You can import the related class from mtldp.meta.${type}. For example, if you want to import the trajectory dictionary class, you can use the following code:

from mtldp.meta.Trajectory import TrajectoryDict

If you want to import the Node class, you can use the following code:

from mtldp.meta.TrafficNetwork import Node

The data structure in this module is more like pure data classes, which don’t have any complex method to manipulate the data. So, we need the other module to interact with these data.

mtldp.utils#

This module provides a lot of useful functions that are related to these three basic data structures. These functions can be divided into the following sub-modules:

  • aggregation

  • config

  • converter

  • database

  • io

  • time

In mtldp.utils.aggregation, there are some functions to aggregate the trajectory index based on different geographical resolutions. For example, you can aggregate the trajectory by the movement, or you can aggregate the trajectory by the arterial.

In mtldp.utils.config, there are two Region classes to help you manage your application’s input and output and provide some command line tools to help you create the configuration file and the directory structure.

In mtldp.utils.converter, there are functions for the three basic types of data structure converting from their own data structure to the other commonly used data structure.

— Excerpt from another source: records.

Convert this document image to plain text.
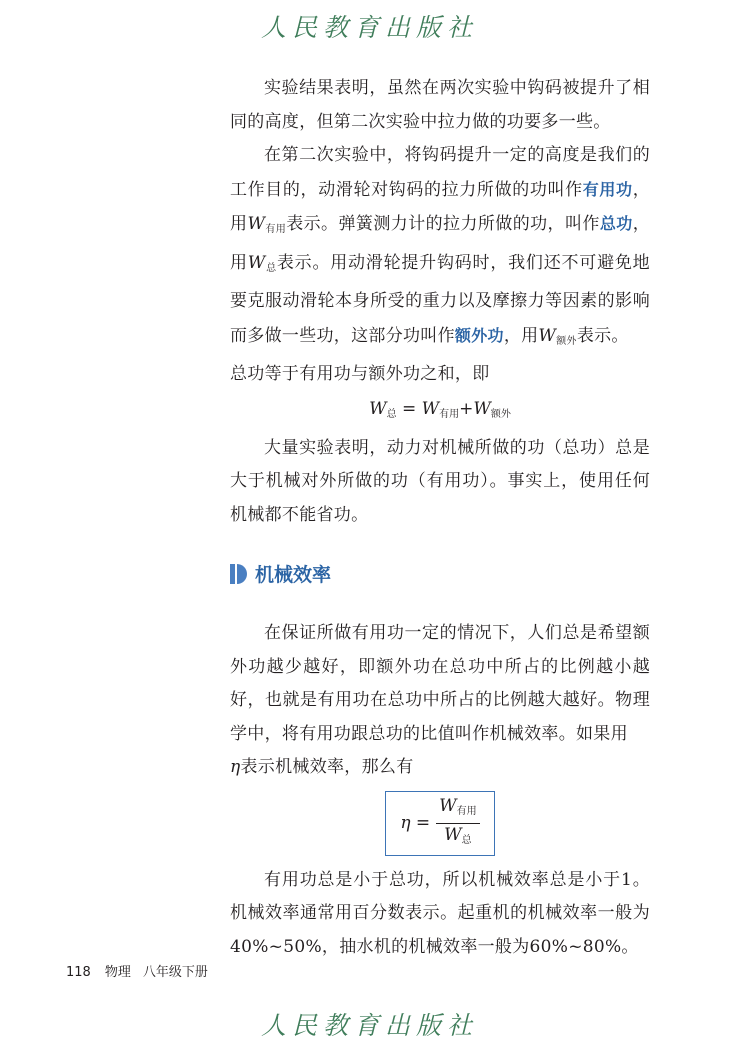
人民教育出版社

实验结果表明，虽然在两次实验中钩码被提升了相同的高度，但第二次实验中拉力做的功要多一些。

在第二次实验中，将钩码提升一定的高度是我们的工作目的，动滑轮对钩码的拉力所做的功叫作有用功，用$W_{有用}$表示。弹簧测力计的拉力所做的功，叫作总功，用$W_总$表示。用动滑轮提升钩码时，我们还不可避免地要克服动滑轮本身所受的重力以及摩擦力等因素的影响而多做一些功，这部分功叫作额外功，用$W_{额外}$表示。

总功等于有用功与额外功之和，即

$W_总 = W_{有用}+W_{额外}$

大量实验表明，动力对机械所做的功（总功）总是大于机械对外所做的功（有用功）。事实上，使用任何机械都不能省功。

机械效率

在保证所做有用功一定的情况下，人们总是希望额外功越少越好，即额外功在总功中所占的比例越小越好，也就是有用功在总功中所占的比例越大越好。物理学中，将有用功跟总功的比值叫作机械效率。如果用
η表示机械效率，那么有

η
= $\frac{W_{有用}}{W_总}$

有用功总是小于总功，所以机械效率总是小于1。机械效率通常用百分数表示。起重机的机械效率一般为40%~50%，抽水机的机械效率一般为60%~80%。

118 物理 八年级下册
人民教育出版社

In mtldp.utils.database, there are functions to simplify the process of writing the data to the database. There are also some functions for creating the tables.

In mtldp.utils.data_io you can load trajectory data from CSV files, you can load traffic network from the pickle file or you can dump the SPaT data to the pickle file.

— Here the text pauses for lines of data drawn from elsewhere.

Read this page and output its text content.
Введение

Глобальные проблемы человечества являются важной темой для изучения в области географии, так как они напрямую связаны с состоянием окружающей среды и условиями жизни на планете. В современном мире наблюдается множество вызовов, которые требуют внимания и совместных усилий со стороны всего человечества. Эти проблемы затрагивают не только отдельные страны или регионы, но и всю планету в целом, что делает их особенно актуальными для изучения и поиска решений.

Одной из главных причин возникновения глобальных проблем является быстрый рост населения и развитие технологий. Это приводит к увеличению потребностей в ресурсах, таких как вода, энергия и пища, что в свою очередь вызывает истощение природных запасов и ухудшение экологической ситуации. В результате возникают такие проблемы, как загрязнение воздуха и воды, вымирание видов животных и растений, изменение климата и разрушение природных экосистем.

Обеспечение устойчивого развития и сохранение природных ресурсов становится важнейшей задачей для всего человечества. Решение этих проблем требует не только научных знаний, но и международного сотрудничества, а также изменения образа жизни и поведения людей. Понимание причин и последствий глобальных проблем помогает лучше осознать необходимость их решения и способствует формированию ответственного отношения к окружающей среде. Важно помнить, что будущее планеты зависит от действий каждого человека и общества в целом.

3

In mtldp.utils.time, you can find the conversion function between different time formats.

mtldp.preproc (optional)#

This module provides functions that process the raw data to the data used in the research application. There are three modules:

  • build_network

  • map_match

  • process_trajs

In mtldp.preproc.build_network, there are some functions to parse the OSM data and build the traffic network elements.

In mtldp.preproc.map_match, there are some functions to map the trajectory points to the traffic network. In other words, this procedure will assign the movement to the trajectory points.

In mtldp.preproc.trajs, there are some functions to filter the trajectory and calculate the basic traffic index for each trajectory.